Ale to małe ma znaczenie wobec ew. uszkodzeń.
Najbardziej chodzi o obniżenie (dzięki pogrubieniu nabłonka) wrażliwości
żołędzi na bodźce, dzięki czemu obrzezani znacznie dłużej mogą być "w
gotowości" podczas aktu płciowego. I ta zależność to jest fakt stwierdzony.
> ale przecież wtedy niem było jeszcze AIDS'a, tak ? :o/
Były inne "aidsy" - zwłaszcza w tym klimacie.
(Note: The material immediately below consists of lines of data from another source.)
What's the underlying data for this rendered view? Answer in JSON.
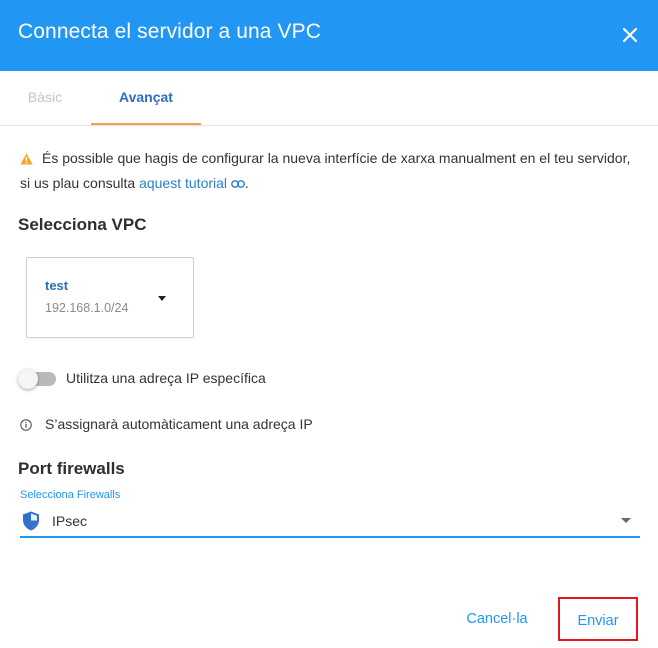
{
  "dialog": {
    "title": "Connecta el servidor a una VPC",
    "close_icon": "close-icon"
  },
  "tabs": [
    {
      "label": "Bàsic",
      "active": false
    },
    {
      "label": "Avançat",
      "active": true
    }
  ],
  "warning": {
    "icon": "warning-icon",
    "text": "És possible que hagis de configurar la nueva interfície de xarxa manualment en el teu servidor, si us plau consulta",
    "link_text": "aquest tutorial",
    "link_icon": "link-icon",
    "trailing": "."
  },
  "vpc_section": {
    "title": "Selecciona VPC",
    "selected": {
      "name": "test",
      "cidr": "192.168.1.0/24"
    }
  },
  "specific_ip": {
    "label": "Utilitza una adreça IP específica",
    "enabled": false
  },
  "auto_ip_info": {
    "icon": "info-icon",
    "text": "S’assignarà automàticament una adreça IP"
  },
  "firewalls": {
    "title": "Port firewalls",
    "field_label": "Selecciona Firewalls",
    "value_icon": "shield-icon",
    "value": "IPsec"
  },
  "actions": {
    "cancel_label": "Cancel·la",
    "submit_label": "Enviar"
  },
  "colors": {
    "header": "#2196f3",
    "accent": "#2196f3",
    "tab_indicator": "#f0a04b",
    "warning": "#f5a623",
    "highlight_border": "#e0191e"
  }
}
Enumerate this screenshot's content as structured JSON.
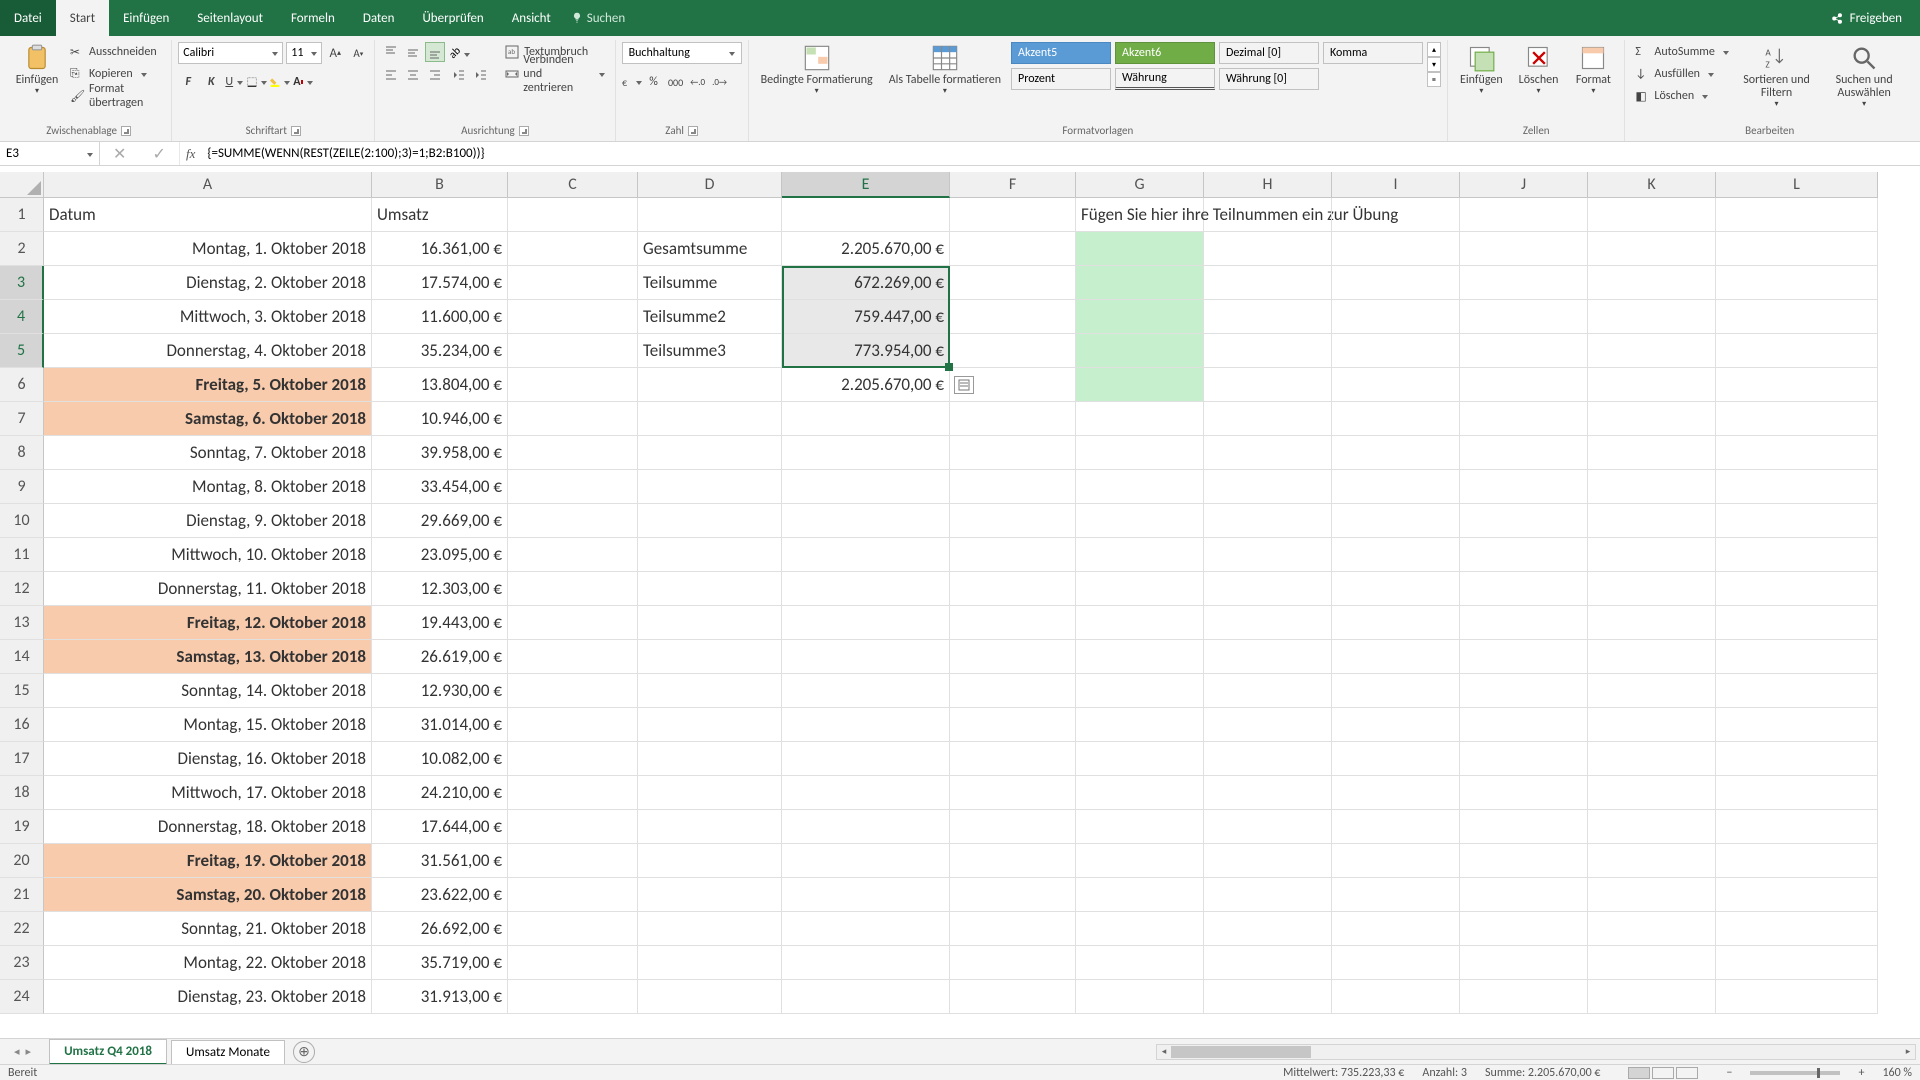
{
  "titlebar": {
    "file": "Datei",
    "tabs": [
      "Start",
      "Einfügen",
      "Seitenlayout",
      "Formeln",
      "Daten",
      "Überprüfen",
      "Ansicht"
    ],
    "active_tab": "Start",
    "tellme": "Suchen",
    "share": "Freigeben"
  },
  "ribbon": {
    "clipboard": {
      "paste": "Einfügen",
      "cut": "Ausschneiden",
      "copy": "Kopieren",
      "format_painter": "Format übertragen",
      "label": "Zwischenablage"
    },
    "font": {
      "family": "Calibri",
      "size": "11",
      "bold": "F",
      "italic": "K",
      "underline": "U",
      "label": "Schriftart"
    },
    "alignment": {
      "wrap": "Textumbruch",
      "merge": "Verbinden und zentrieren",
      "label": "Ausrichtung"
    },
    "number": {
      "format": "Buchhaltung",
      "label": "Zahl"
    },
    "styles": {
      "cond": "Bedingte Formatierung",
      "table": "Als Tabelle formatieren",
      "akzent5": "Akzent5",
      "akzent6": "Akzent6",
      "dezimal": "Dezimal [0]",
      "komma": "Komma",
      "prozent": "Prozent",
      "waehrung": "Währung",
      "waehrung0": "Währung [0]",
      "label": "Formatvorlagen"
    },
    "cells": {
      "insert": "Einfügen",
      "delete": "Löschen",
      "format": "Format",
      "label": "Zellen"
    },
    "editing": {
      "autosum": "AutoSumme",
      "fill": "Ausfüllen",
      "clear": "Löschen",
      "sort": "Sortieren und Filtern",
      "find": "Suchen und Auswählen",
      "label": "Bearbeiten"
    }
  },
  "name_box": "E3",
  "formula": "{=SUMME(WENN(REST(ZEILE(2:100);3)=1;B2:B100))}",
  "columns": [
    "A",
    "B",
    "C",
    "D",
    "E",
    "F",
    "G",
    "H",
    "I",
    "J",
    "K",
    "L"
  ],
  "headers": {
    "A1": "Datum",
    "B1": "Umsatz",
    "G1": "Fügen Sie hier ihre Teilnummen ein zur Übung"
  },
  "dates": [
    "Montag, 1. Oktober 2018",
    "Dienstag, 2. Oktober 2018",
    "Mittwoch, 3. Oktober 2018",
    "Donnerstag, 4. Oktober 2018",
    "Freitag, 5. Oktober 2018",
    "Samstag, 6. Oktober 2018",
    "Sonntag, 7. Oktober 2018",
    "Montag, 8. Oktober 2018",
    "Dienstag, 9. Oktober 2018",
    "Mittwoch, 10. Oktober 2018",
    "Donnerstag, 11. Oktober 2018",
    "Freitag, 12. Oktober 2018",
    "Samstag, 13. Oktober 2018",
    "Sonntag, 14. Oktober 2018",
    "Montag, 15. Oktober 2018",
    "Dienstag, 16. Oktober 2018",
    "Mittwoch, 17. Oktober 2018",
    "Donnerstag, 18. Oktober 2018",
    "Freitag, 19. Oktober 2018",
    "Samstag, 20. Oktober 2018",
    "Sonntag, 21. Oktober 2018",
    "Montag, 22. Oktober 2018",
    "Dienstag, 23. Oktober 2018"
  ],
  "umsatz": [
    "16.361,00 €",
    "17.574,00 €",
    "11.600,00 €",
    "35.234,00 €",
    "13.804,00 €",
    "10.946,00 €",
    "39.958,00 €",
    "33.454,00 €",
    "29.669,00 €",
    "23.095,00 €",
    "12.303,00 €",
    "19.443,00 €",
    "26.619,00 €",
    "12.930,00 €",
    "31.014,00 €",
    "10.082,00 €",
    "24.210,00 €",
    "17.644,00 €",
    "31.561,00 €",
    "23.622,00 €",
    "26.692,00 €",
    "35.719,00 €",
    "31.913,00 €"
  ],
  "weekend_rows": [
    6,
    7,
    13,
    14,
    20,
    21
  ],
  "sum_labels": [
    "Gesamtsumme",
    "Teilsumme",
    "Teilsumme2",
    "Teilsumme3"
  ],
  "sum_values": [
    "2.205.670,00 €",
    "672.269,00 €",
    "759.447,00 €",
    "773.954,00 €",
    "2.205.670,00 €"
  ],
  "sheets": {
    "tabs": [
      "Umsatz Q4 2018",
      "Umsatz Monate"
    ],
    "active": "Umsatz Q4 2018"
  },
  "status": {
    "ready": "Bereit",
    "avg_label": "Mittelwert:",
    "avg": "735.223,33 €",
    "count_label": "Anzahl:",
    "count": "3",
    "sum_label": "Summe:",
    "sum": "2.205.670,00 €",
    "zoom": "160 %"
  }
}
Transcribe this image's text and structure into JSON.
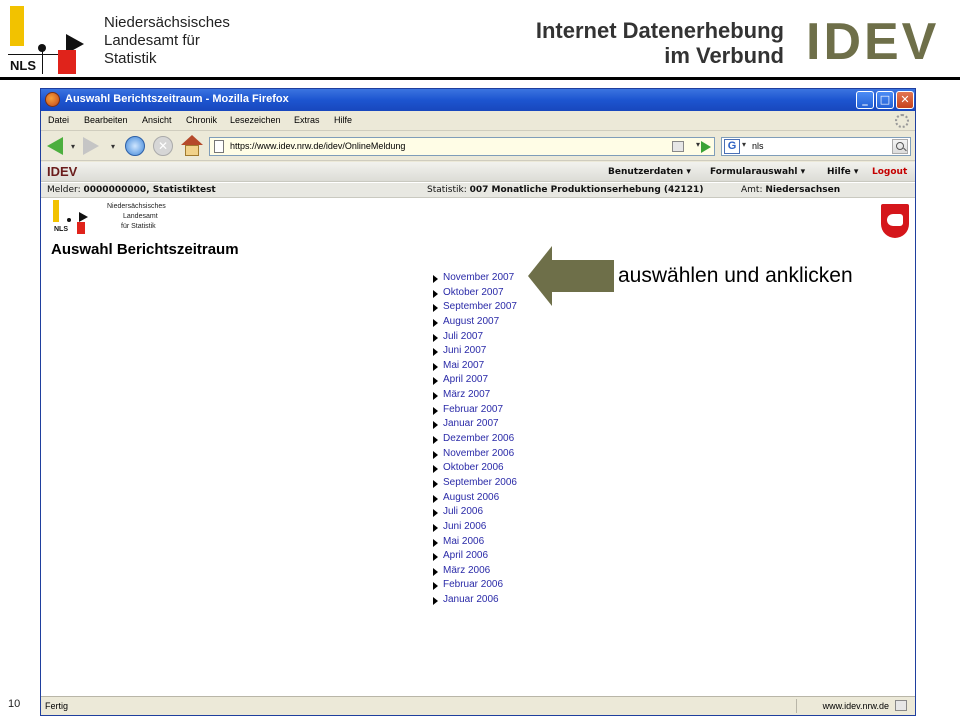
{
  "slide": {
    "org_lines": [
      "Niedersächsisches",
      "Landesamt für",
      "Statistik"
    ],
    "logo_text": "NLS",
    "title_lines": [
      "Internet Datenerhebung",
      "im Verbund"
    ],
    "brand_big": "IDEV",
    "page_number": "10",
    "callout_text": "auswählen und anklicken",
    "accent_color": "#6e6f49"
  },
  "browser": {
    "window_title": "Auswahl Berichtszeitraum - Mozilla Firefox",
    "menu": [
      "Datei",
      "Bearbeiten",
      "Ansicht",
      "Chronik",
      "Lesezeichen",
      "Extras",
      "Hilfe"
    ],
    "url": "https://www.idev.nrw.de/idev/OnlineMeldung",
    "search_value": "nls",
    "status_text": "Fertig",
    "status_domain": "www.idev.nrw.de"
  },
  "app": {
    "brand": "IDEV",
    "menu": {
      "benutzerdaten": "Benutzerdaten ▾",
      "formularauswahl": "Formularauswahl ▾",
      "hilfe": "Hilfe ▾",
      "logout": "Logout"
    },
    "melder_label": "Melder:",
    "melder_value": "0000000000, Statistiktest",
    "statistik_label": "Statistik:",
    "statistik_value": "007 Monatliche Produktionserhebung (42121)",
    "amt_label": "Amt:",
    "amt_value": "Niedersachsen",
    "mini_logo_text": "NLS",
    "mini_org_lines": [
      "Niedersächsisches",
      "Landesamt",
      "für Statistik"
    ],
    "page_title": "Auswahl Berichtszeitraum",
    "periods": [
      "November 2007",
      "Oktober 2007",
      "September 2007",
      "August 2007",
      "Juli 2007",
      "Juni 2007",
      "Mai 2007",
      "April 2007",
      "März 2007",
      "Februar 2007",
      "Januar 2007",
      "Dezember 2006",
      "November 2006",
      "Oktober 2006",
      "September 2006",
      "August 2006",
      "Juli 2006",
      "Juni 2006",
      "Mai 2006",
      "April 2006",
      "März 2006",
      "Februar 2006",
      "Januar 2006"
    ]
  }
}
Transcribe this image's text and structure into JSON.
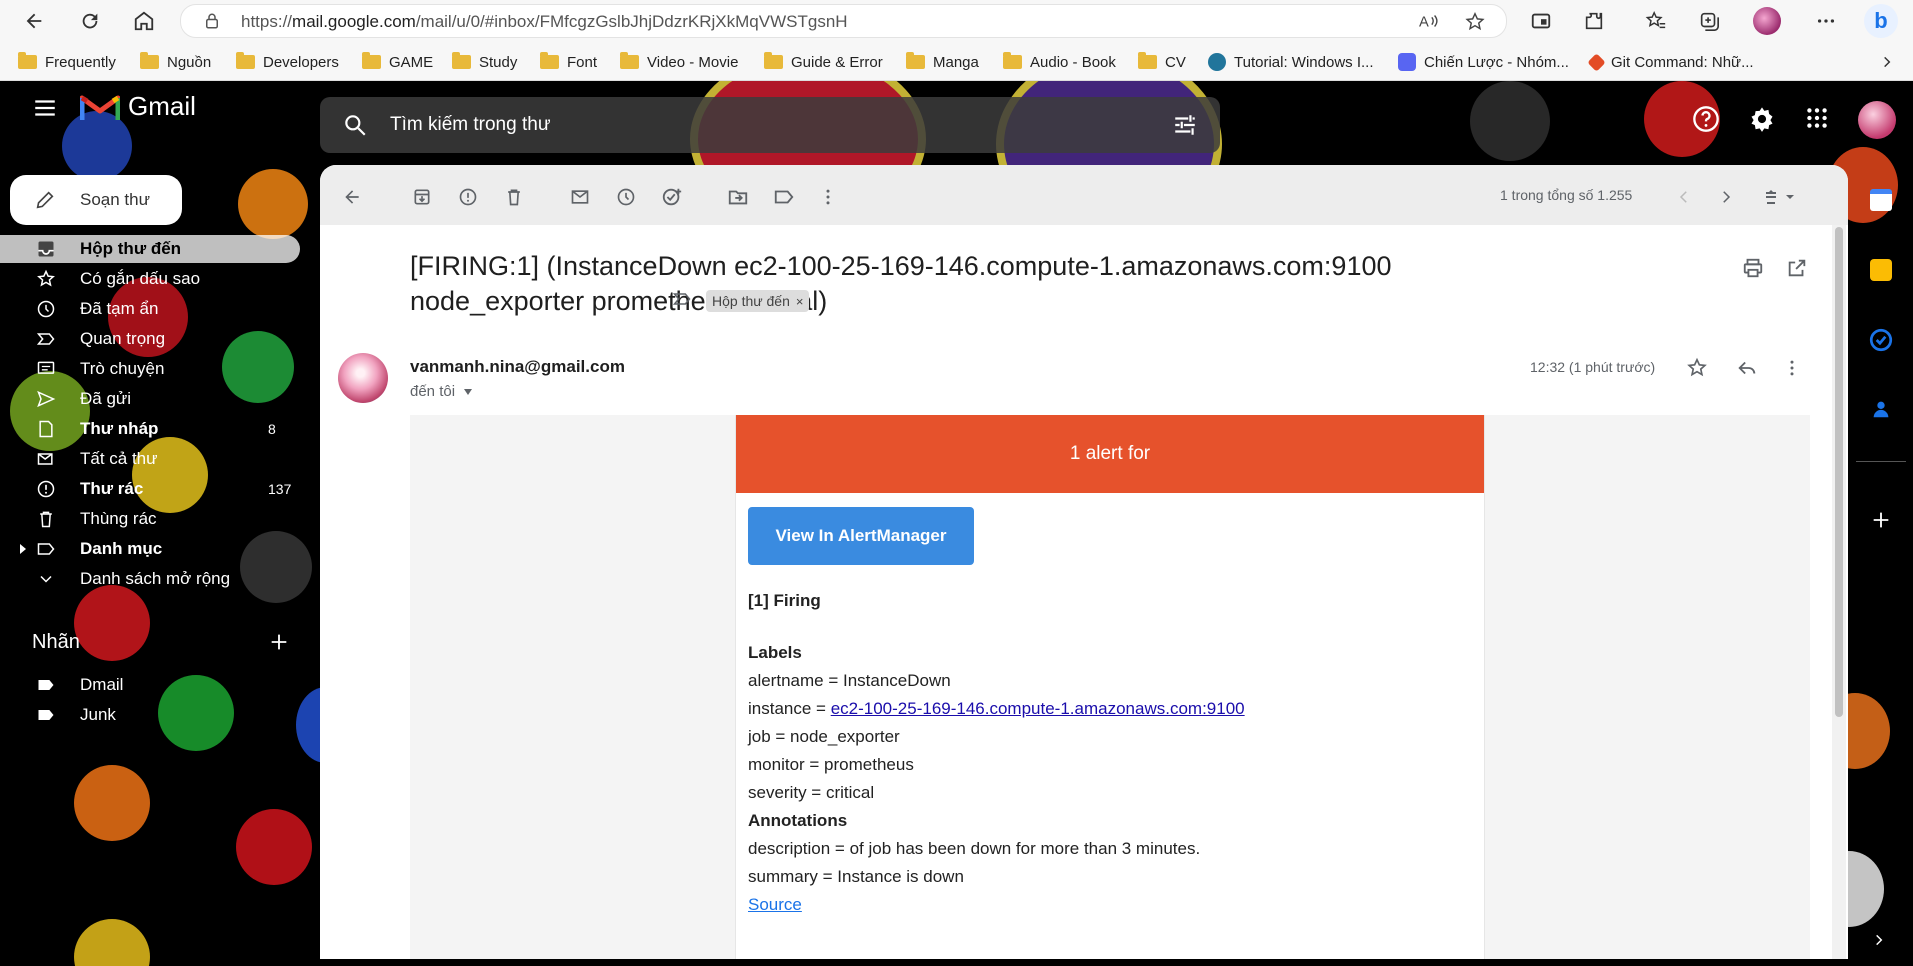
{
  "browser": {
    "url_prefix": "https://",
    "url_host": "mail.google.com",
    "url_path": "/mail/u/0/#inbox/FMfcgzGslbJhjDdzrKRjXkMqVWSTgsnH",
    "bookmarks": [
      {
        "label": "Frequently",
        "type": "folder"
      },
      {
        "label": "Nguồn",
        "type": "folder"
      },
      {
        "label": "Developers",
        "type": "folder"
      },
      {
        "label": "GAME",
        "type": "folder"
      },
      {
        "label": "Study",
        "type": "folder"
      },
      {
        "label": "Font",
        "type": "folder"
      },
      {
        "label": "Video - Movie",
        "type": "folder"
      },
      {
        "label": "Guide & Error",
        "type": "folder"
      },
      {
        "label": "Manga",
        "type": "folder"
      },
      {
        "label": "Audio - Book",
        "type": "folder"
      },
      {
        "label": "CV",
        "type": "folder"
      },
      {
        "label": "Tutorial: Windows I...",
        "type": "wordpress"
      },
      {
        "label": "Chiến Lược - Nhóm...",
        "type": "discord"
      },
      {
        "label": "Git Command: Nhữ...",
        "type": "site"
      }
    ]
  },
  "gmail": {
    "logo": "Gmail",
    "search_placeholder": "Tìm kiếm trong thư",
    "compose_label": "Soạn thư",
    "sidebar": [
      {
        "label": "Hộp thư đến",
        "icon": "inbox-icon",
        "count": "",
        "bold": true,
        "active": true
      },
      {
        "label": "Có gắn dấu sao",
        "icon": "star-icon",
        "count": "",
        "bold": false
      },
      {
        "label": "Đã tạm ẩn",
        "icon": "clock-icon",
        "count": "",
        "bold": false
      },
      {
        "label": "Quan trọng",
        "icon": "important-icon",
        "count": "",
        "bold": false
      },
      {
        "label": "Trò chuyện",
        "icon": "chat-icon",
        "count": "",
        "bold": false
      },
      {
        "label": "Đã gửi",
        "icon": "send-icon",
        "count": "",
        "bold": false
      },
      {
        "label": "Thư nháp",
        "icon": "draft-icon",
        "count": "8",
        "bold": true
      },
      {
        "label": "Tất cả thư",
        "icon": "all-mail-icon",
        "count": "",
        "bold": false
      },
      {
        "label": "Thư rác",
        "icon": "spam-icon",
        "count": "137",
        "bold": true
      },
      {
        "label": "Thùng rác",
        "icon": "trash-icon",
        "count": "",
        "bold": false
      },
      {
        "label": "Danh mục",
        "icon": "label-icon",
        "count": "",
        "bold": true
      },
      {
        "label": "Danh sách mở rộng",
        "icon": "chevron-down-icon",
        "count": "",
        "bold": false
      }
    ],
    "labels_heading": "Nhãn",
    "labels": [
      {
        "label": "Dmail"
      },
      {
        "label": "Junk"
      }
    ],
    "pagination": "1 trong tổng số 1.255"
  },
  "email": {
    "subject": "[FIRING:1] (InstanceDown ec2-100-25-169-146.compute-1.amazonaws.com:9100 node_exporter prometheus critical)",
    "tag": "Hộp thư đến",
    "sender": "vanmanh.nina@gmail.com",
    "to": "đến tôi",
    "time": "12:32 (1 phút trước)",
    "alert_header": "1 alert for",
    "button": "View In AlertManager",
    "firing": "[1] Firing",
    "labels_title": "Labels",
    "lines": {
      "alertname": "alertname = InstanceDown",
      "instance_prefix": "instance = ",
      "instance_link": "ec2-100-25-169-146.compute-1.amazonaws.com:9100",
      "job": "job = node_exporter",
      "monitor": "monitor = prometheus",
      "severity": "severity = critical"
    },
    "annotations_title": "Annotations",
    "description": "description = of job has been down for more than 3 minutes.",
    "summary": "summary = Instance is down",
    "source": "Source"
  },
  "colors": {
    "alert_orange": "#e6522c",
    "button_blue": "#3a8be0",
    "link_blue": "#1a0dab"
  }
}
Obrzezanie ułatwiało higienę.
Że przeszło w zwyczaj, wydajacy się (nieświadomym jego znaczenia) dziś
zupełnmie nieuzasadnionym jak inne zwyczaje typu rozdział kuchni mlecznej
od mięsnej, skrwawianie mięsa (chroni przed szybkim zepsuciem), to już inna
sprawa, sprawa zrozumienia uwarunkowań tego narodu i warunków/klimatu w
jakim się poruszał niegdyś.
Żydzi bardzo dokładnie kultywują zwyczaje i ryty, mają w tym WIELKĄ rację i
świadomość, że w każdym momencie znowu mogą się stać narodem wygnanym i
wędrującym.
My, Polacy, powinniśmy z nich brać przykład w zachowywaniu rodzinnych i
narodowych tradycji, pielęgnacji czystości języka i kultywowaniu religii -
wobec naszych historycznych ciężkich doświadczeń. Tymczasem nasza
powszechna błoga beztroska w wierze w dobrotliwość naszych sąsiadów stać
się moze naszą zgubą. Żydzi przeżyją, my już niekoniecznie.